Von Christine Lieberknecht

Was passiert, wenn die Prägekraft des christlichen Glaubens zusehends schwindet, beschreibt der Philosoph, Germanist und Theaterdramaturg Bernd Stegemann in seinem Buch „Was vom Glauben bleibt“.

Als bekennender „Ungläubiger“ entfaltet Stegemann, dem „Hohen Lied der Liebe“ aus 1. Korinther 13 folgend, in den Kapiteln „Glaube“, „Hoffnung“ und „Liebe“ die Konsequenzen des verloren gegangenen Gottesbezugs anhand konstitutiver Glaubenselemente. Diese seien damit nicht „weg“, sondern im Gegenteil: Die weithin verloren gegangene christliche Konnotation von Glaube, Hoffnung und Liebe bedeute, so Stegemann, mitnichten den bereits seit der Aufklärung postulierten Freiheitsgewinn des Menschen durch „Ausgang aus seiner selbstverschuldeten Unmündigkeit“, sondern führe vielmehr zum Entstehen neuer, vom Menschen erhobener Absolutheitsansprüche.

Verbunden damit sei die Verfolgung jeglicher abweichenden Meinung.
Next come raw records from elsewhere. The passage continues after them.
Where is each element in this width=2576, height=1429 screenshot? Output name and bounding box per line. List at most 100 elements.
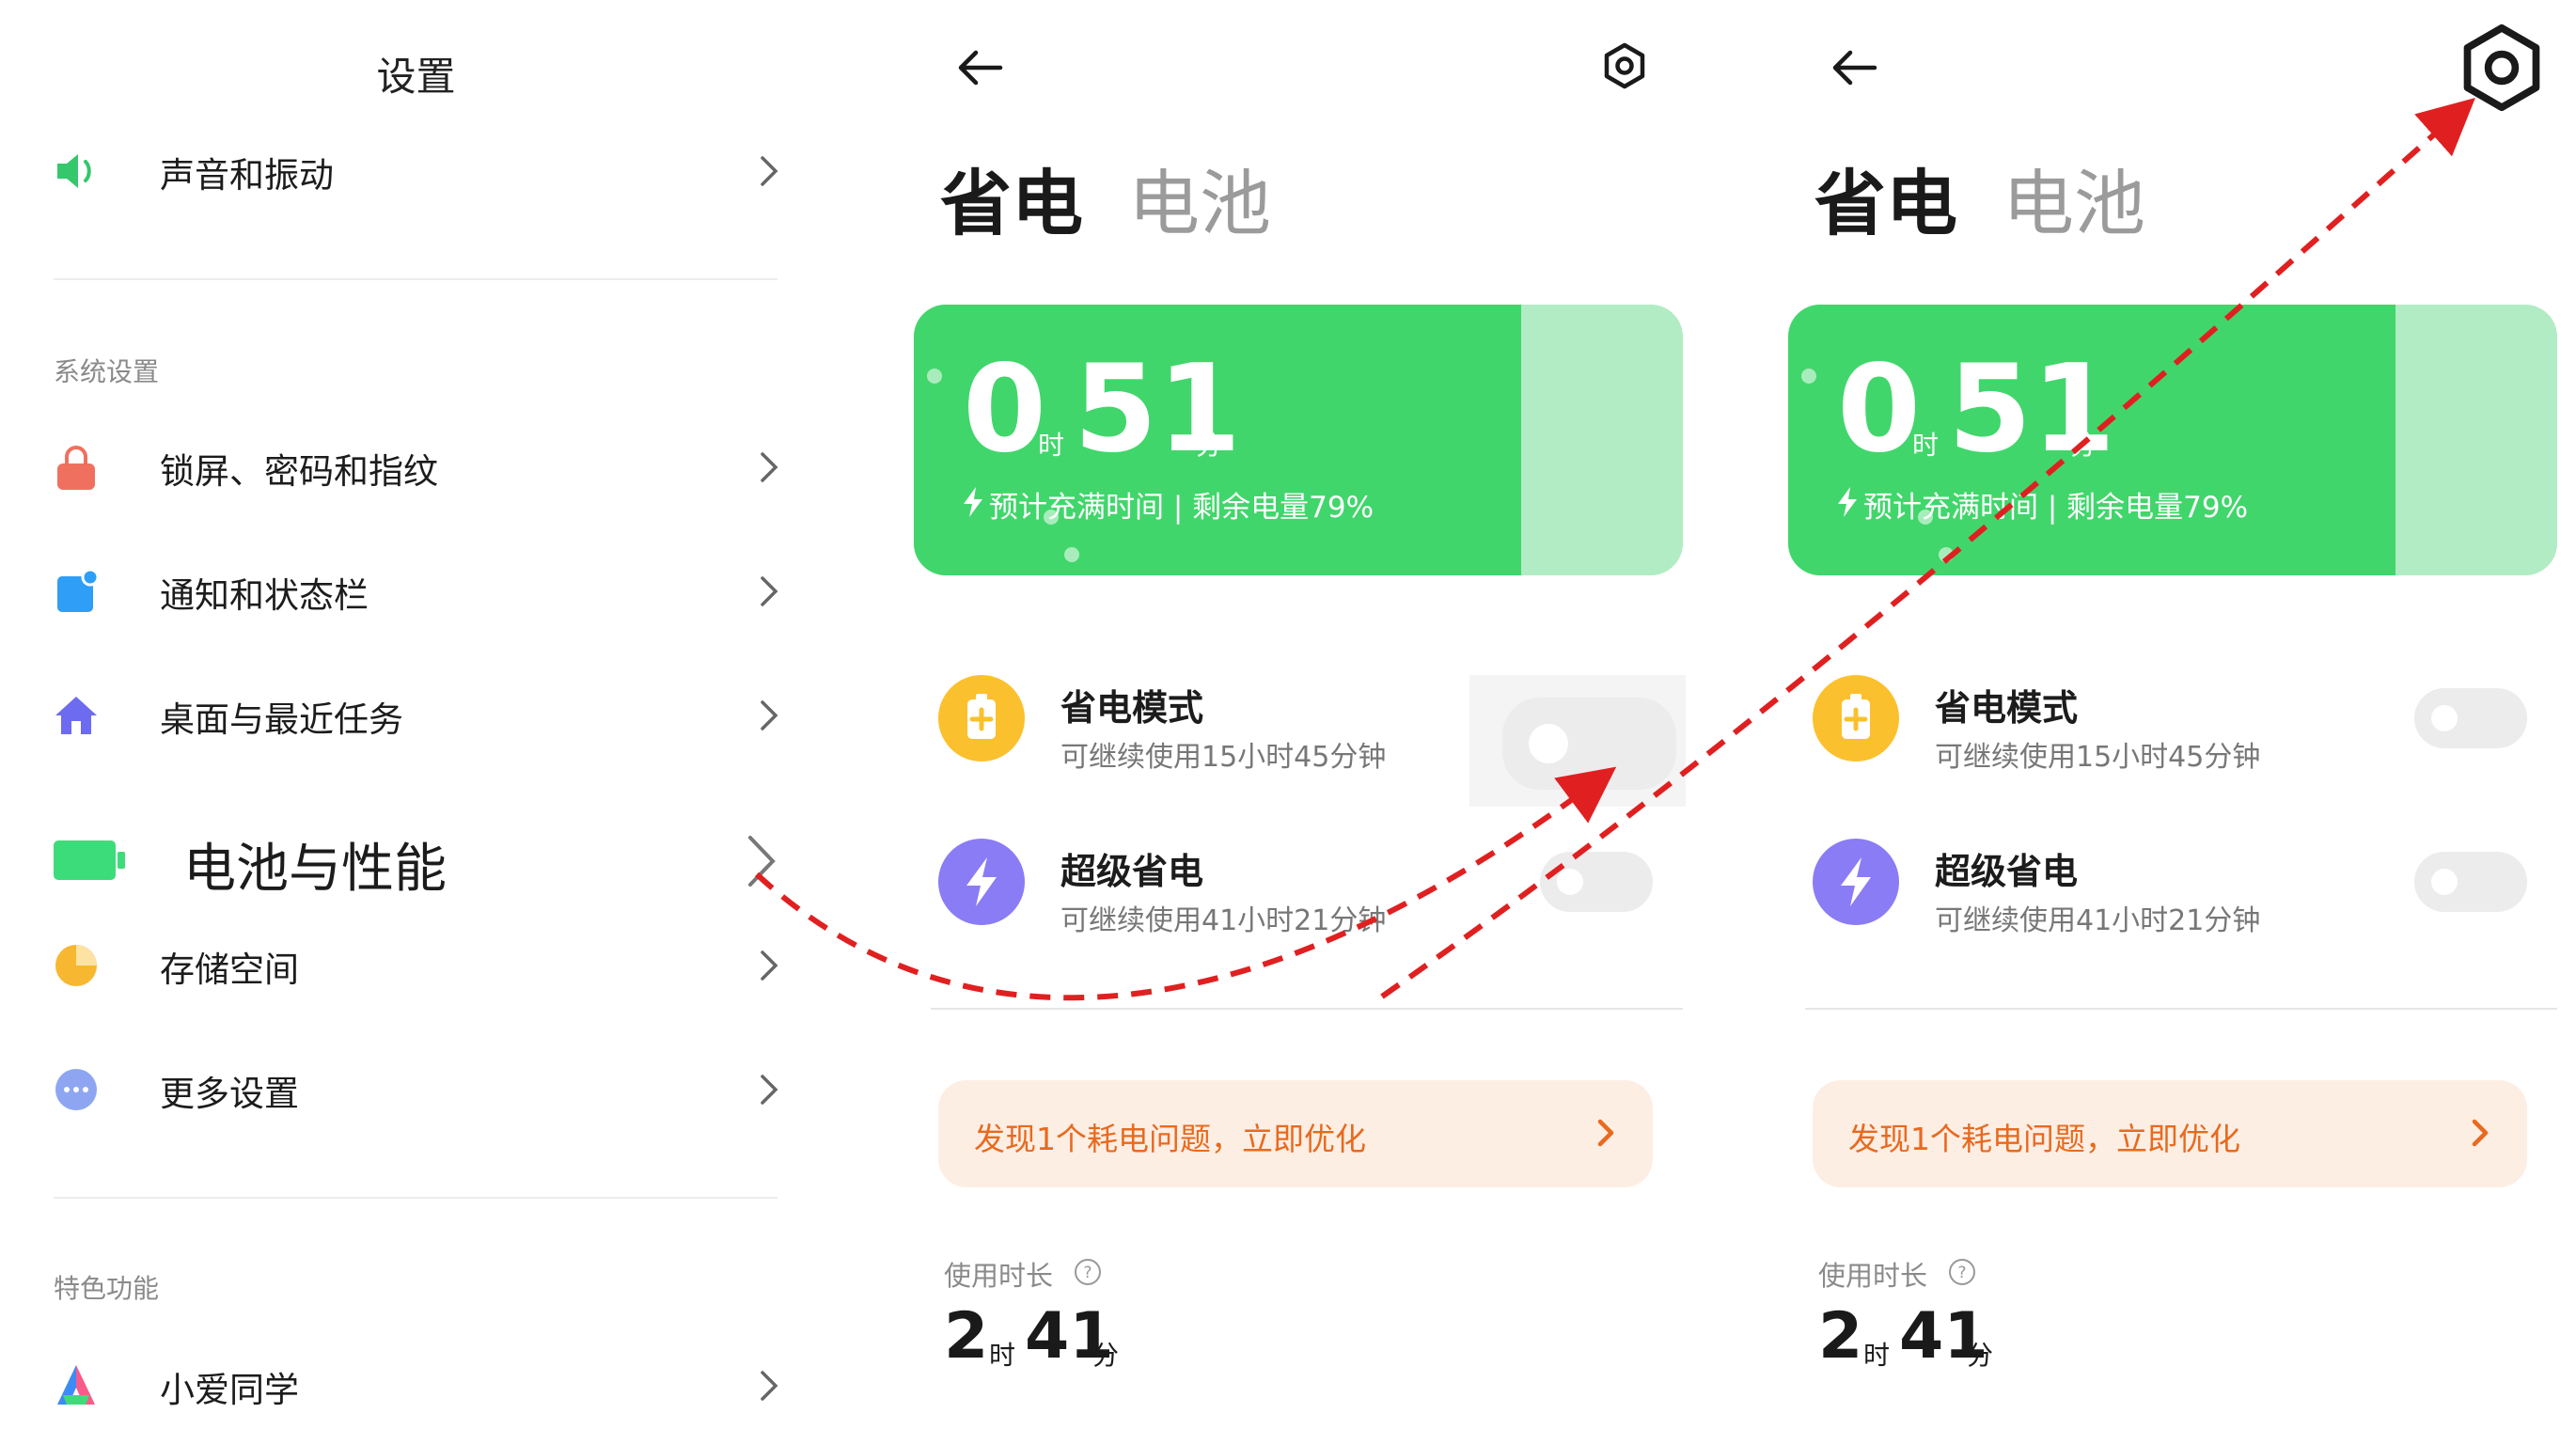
settings-item-label: 存储空间: [160, 950, 299, 990]
tab-power-saving[interactable]: 省电: [940, 146, 1083, 249]
chevron-right-icon: [761, 950, 778, 981]
hours-unit: 时: [1038, 430, 1065, 461]
battery-issue-alert[interactable]: 发现1个耗电问题，立即优化: [938, 1080, 1653, 1187]
notification-icon: [57, 568, 100, 612]
chevron-right-icon: [761, 576, 778, 606]
svg-text:?: ?: [1957, 1264, 1966, 1282]
settings-gear-icon[interactable]: [1601, 42, 1648, 89]
usage-label: 使用时长: [1818, 1260, 1928, 1292]
chevron-right-icon: [761, 156, 778, 186]
mode-subtitle: 可继续使用15小时45分钟: [1935, 741, 2261, 774]
usage-hours: 2: [1818, 1299, 1863, 1374]
settings-item-label: 更多设置: [160, 1074, 299, 1114]
home-icon: [55, 697, 97, 734]
divider: [54, 278, 778, 280]
battery-plus-icon: [938, 675, 1025, 762]
battery-page-after: 省电 电池 0 时 51 分 预计充满时间 | 剩余电量79% 省电模式 可继续…: [1788, 0, 2576, 1429]
settings-item-more[interactable]: 更多设置: [52, 1052, 790, 1127]
settings-item-storage[interactable]: 存储空间: [52, 928, 790, 1003]
chevron-right-icon: [761, 1075, 778, 1105]
usage-label: 使用时长: [944, 1260, 1054, 1292]
chevron-right-icon: [1597, 1119, 1614, 1147]
super-saving-toggle[interactable]: [2414, 852, 2527, 912]
chevron-right-icon: [2472, 1119, 2489, 1147]
back-arrow-icon[interactable]: [950, 38, 1010, 98]
xiaoai-icon: [57, 1365, 95, 1405]
mode-title: 超级省电: [1060, 851, 1204, 892]
alert-text: 发现1个耗电问题，立即优化: [974, 1121, 1366, 1157]
settings-gear-icon[interactable]: [2457, 23, 2547, 113]
settings-item-label: 电池与性能: [183, 839, 447, 900]
usage-minutes-unit: 分: [1967, 1340, 1994, 1371]
svg-text:?: ?: [1083, 1264, 1092, 1282]
divider: [1805, 1008, 2557, 1010]
battery-status-card: 0 时 51 分 预计充满时间 | 剩余电量79%: [914, 305, 1683, 575]
usage-minutes-unit: 分: [1092, 1340, 1120, 1371]
bubble-dot: [927, 369, 942, 384]
usage-hours: 2: [944, 1299, 989, 1374]
toggle-knob: [2431, 705, 2458, 731]
lock-icon: [57, 446, 95, 490]
more-icon: [55, 1069, 97, 1110]
chevron-right-icon: [748, 836, 776, 887]
usage-hours-unit: 时: [1863, 1340, 1891, 1371]
usage-hours-unit: 时: [989, 1340, 1016, 1371]
super-saving-toggle[interactable]: [1540, 852, 1653, 912]
minutes-unit: 分: [2070, 430, 2097, 461]
power-saving-toggle[interactable]: [2414, 688, 2527, 748]
settings-item-label: 桌面与最近任务: [160, 699, 403, 740]
chevron-right-icon: [761, 452, 778, 482]
divider: [931, 1008, 1683, 1010]
tab-battery[interactable]: 电池: [2003, 146, 2145, 249]
mode-subtitle: 可继续使用41小时21分钟: [1935, 904, 2261, 937]
lightning-icon: [1813, 839, 1899, 925]
chevron-right-icon: [761, 1371, 778, 1401]
tab-power-saving[interactable]: 省电: [1814, 146, 1957, 249]
settings-item-lockscreen[interactable]: 锁屏、密码和指纹: [52, 430, 790, 505]
bubble-dot: [1064, 547, 1079, 562]
pie-chart-icon: [55, 945, 97, 986]
bubble-dot: [1044, 510, 1059, 525]
bubble-dot: [1918, 510, 1933, 525]
chevron-right-icon: [761, 700, 778, 730]
help-icon[interactable]: ?: [1074, 1258, 1102, 1286]
settings-item-xiaoai[interactable]: 小爱同学: [52, 1348, 790, 1423]
mode-title: 超级省电: [1935, 851, 2079, 892]
lightning-icon: [938, 839, 1025, 925]
toggle-knob: [1557, 869, 1583, 895]
section-features: 特色功能: [54, 1273, 160, 1304]
settings-item-label: 锁屏、密码和指纹: [160, 451, 438, 492]
alert-text: 发现1个耗电问题，立即优化: [1848, 1121, 2240, 1157]
charging-bolt-icon: [1838, 487, 1857, 517]
settings-item-label: 声音和振动: [160, 155, 334, 196]
divider: [54, 1197, 778, 1199]
battery-plus-icon: [1813, 675, 1899, 762]
battery-icon: [54, 840, 125, 880]
minutes-unit: 分: [1196, 430, 1223, 461]
battery-status-card: 0 时 51 分 预计充满时间 | 剩余电量79%: [1788, 305, 2557, 575]
settings-item-sound[interactable]: 声音和振动: [52, 133, 790, 209]
tab-battery[interactable]: 电池: [1128, 146, 1271, 249]
settings-item-desktop[interactable]: 桌面与最近任务: [52, 678, 790, 753]
mode-title: 省电模式: [1935, 687, 2079, 729]
settings-item-label: 小爱同学: [160, 1370, 299, 1410]
power-saving-toggle[interactable]: [1502, 698, 1676, 790]
mode-subtitle: 可继续使用15小时45分钟: [1060, 741, 1387, 774]
battery-issue-alert[interactable]: 发现1个耗电问题，立即优化: [1813, 1080, 2527, 1187]
section-system-settings: 系统设置: [54, 356, 160, 387]
settings-item-battery-performance[interactable]: 电池与性能: [52, 813, 790, 917]
toggle-knob: [2431, 869, 2458, 895]
settings-item-notifications[interactable]: 通知和状态栏: [52, 554, 790, 629]
settings-title: 设置: [376, 54, 456, 100]
toggle-knob: [1529, 724, 1568, 763]
battery-page-before: 省电 电池 0 时 51 分 预计充满时间 | 剩余电量79% 省电模式 可继续…: [914, 0, 1720, 1429]
bubble-dot: [1939, 547, 1954, 562]
speaker-icon: [57, 154, 91, 188]
back-arrow-icon[interactable]: [1824, 38, 1884, 98]
bubble-dot: [1801, 369, 1816, 384]
settings-item-label: 通知和状态栏: [160, 575, 369, 616]
help-icon[interactable]: ?: [1948, 1258, 1976, 1286]
mode-title: 省电模式: [1060, 687, 1204, 729]
charge-hours: 0: [963, 339, 1047, 479]
mode-subtitle: 可继续使用41小时21分钟: [1060, 904, 1387, 937]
Ideologische Übertreibungen, Populismus, Fanatismus und Fundamentalismus in den verschiedensten Ausformungen seien allseits sichtbar.
Der Verweis auf die Diktaturen des 20. Jahrhunderts ist dem Autor nicht nur Beleg für seine Beobachtungen der Vergangenheit, sondern zugleich warnendes Beispiel im Hinblick auf die Verabsolutierung von „Wahrheit“ während der zurückliegenden Coronapandemie, bei den Herausforderungen durch die Klimakatastrophe, in den aktuellen Debatten um Geschlechterfragen oder bei der Aufarbeitung des postkolonialen Erbes.

Auf der Suche nach den „in tausend Teile“ zersprungenen religiösen Elementen kennt Stegemann kein Tabu. Das lässt das Buch neben der Auseinandersetzung aus atheistischer Sicht mit zentralen Fragen des christlichen Glaubens und kirchlicher Überlieferungen auch zu einem politisch spannenden Leseerlebnis werden.
So sehr das Aufspüren von „Glaubensresten“ Stegemann zum erfolgreichen „Sucher“ werden lässt, so schmerzlich vermisst er am Ende die christliche Tugend der Demut.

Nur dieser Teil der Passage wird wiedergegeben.